Reyenger called the news of the closing “devastating,” but said she feels worse for her boss.
“A lot of the bits and pieces of this place have been built by him, often with his own hands, 26 years ago,” she said.
The closing is a heartbreaking final straw for the owners, who struggled to keep their restaurant open after the September 11 attacks that killed many of their customers.
“We hung in there during the hard times hoping they were going to rebuild Ground Zero, which took 10 years,” Galiano said. “And now we see some light at the end of the tunnel and we’re evicted.”
“We could have financially had a much better deal by saying, we’re out of here [after September 11],” said Ahearn, a retired FDNY lieutenant who started Suspenders with several other firefighters. “But we were firemen before we were restaurant owners.
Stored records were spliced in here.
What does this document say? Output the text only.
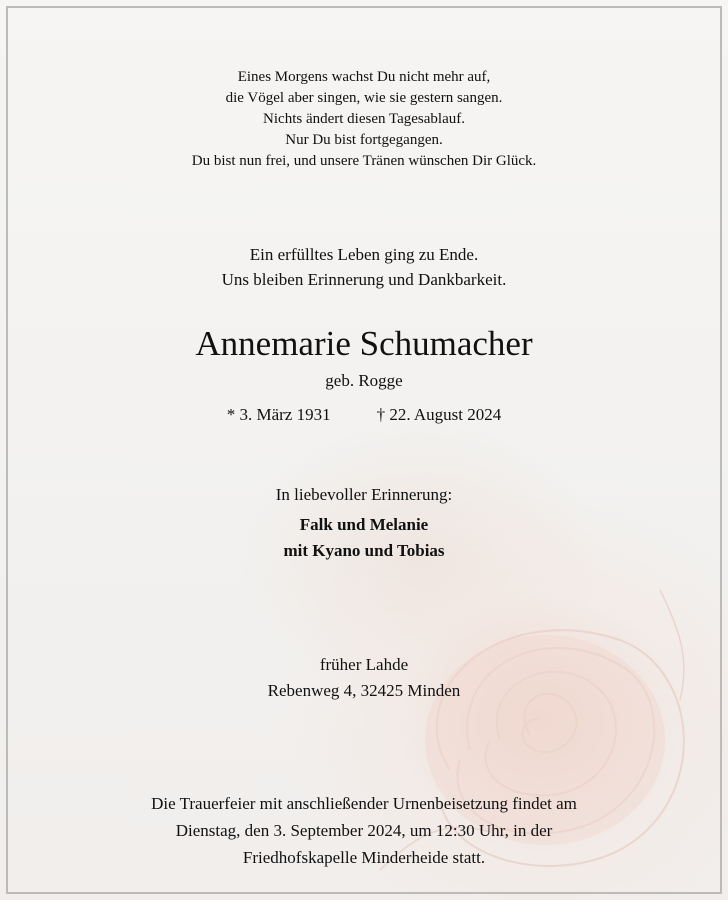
Eines Morgens wachst Du nicht mehr auf,
die Vögel aber singen, wie sie gestern sangen.
Nichts ändert diesen Tagesablauf.
Nur Du bist fortgegangen.
Du bist nun frei, und unsere Tränen wünschen Dir Glück.
Ein erfülltes Leben ging zu Ende.
Uns bleiben Erinnerung und Dankbarkeit.
Annemarie Schumacher
geb. Rogge
* 3. März 1931	† 22. August 2024
In liebevoller Erinnerung:
Falk und Melanie
mit Kyano und Tobias
früher Lahde
Rebenweg 4, 32425 Minden
Die Trauerfeier mit anschließender Urnenbeisetzung findet am
Dienstag, den 3. September 2024, um 12:30 Uhr, in der
Friedhofskapelle Minderheide statt.
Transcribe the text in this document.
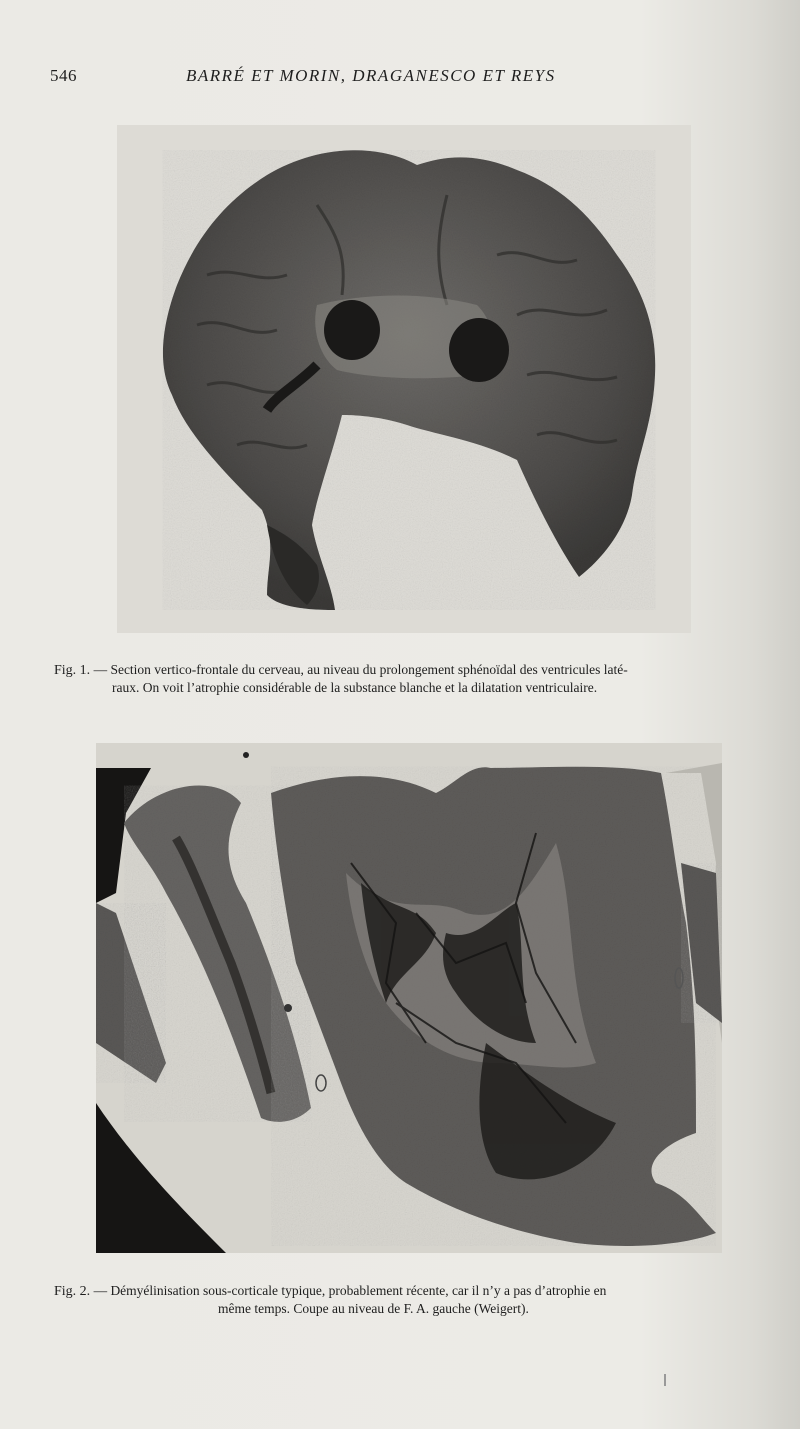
546	BARRÉ ET MORIN, DRAGANESCO ET REYS
Fig. 1. — Section vertico-frontale du cerveau, au niveau du prolongement sphénoïdal des ventricules laté-
raux. On voit l’atrophie considérable de la substance blanche et la dilatation ventriculaire.
Fig. 2. — Démyélinisation sous-corticale typique, probablement récente, car il n’y a pas d’atrophie en
même temps. Coupe au niveau de F. A. gauche (Weigert).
Those people needed us. And that’s why we stayed.”
After the attacks, their restaurant covered in dust and declared off limits by the FBI as part of a “crime scene,” Ahearn said he broke the locks and opened the place up to exhausted first responders and who toiled for long hours amid the rubble.
“‘Come on in here, sleep on the floors,’” Ahearn said he told them. “‘Use the bathroom, whatever you wanna do.’”
Eight years earlier, following the 1993 World Trade Center bombing that killed six people, many who worked Downtown crowded into Suspenders, seeking sanctuary. Ahearn remembers then, too, lending a hand to World Trade Center workers.
“I said, ‘Call your wife on our phone, tell her you’re OK, and please take 30 seconds because I have a guy right behind you,’” Ahearn recalled.
For patrons, the restaurant was a comforting, welcoming place where people could sit, have a beer and get to know each other, according to John Fitzpatrick and Brian Conlon, who were chatting at the bar one afternoon last week. The two men work Downtown and met at the restaurant 23 years ago. They are now friends.
Over the years, Fitzpatrick and Conlon also grew close to Suspenders’ employees, even attending some of their weddings. When Fitzpatrick found out about the closing, he said he “shed tears.”
“Suspenders is basically a part of the fabric of the local community,” Conlon added. “There aren’t any really iconic places that have survived.”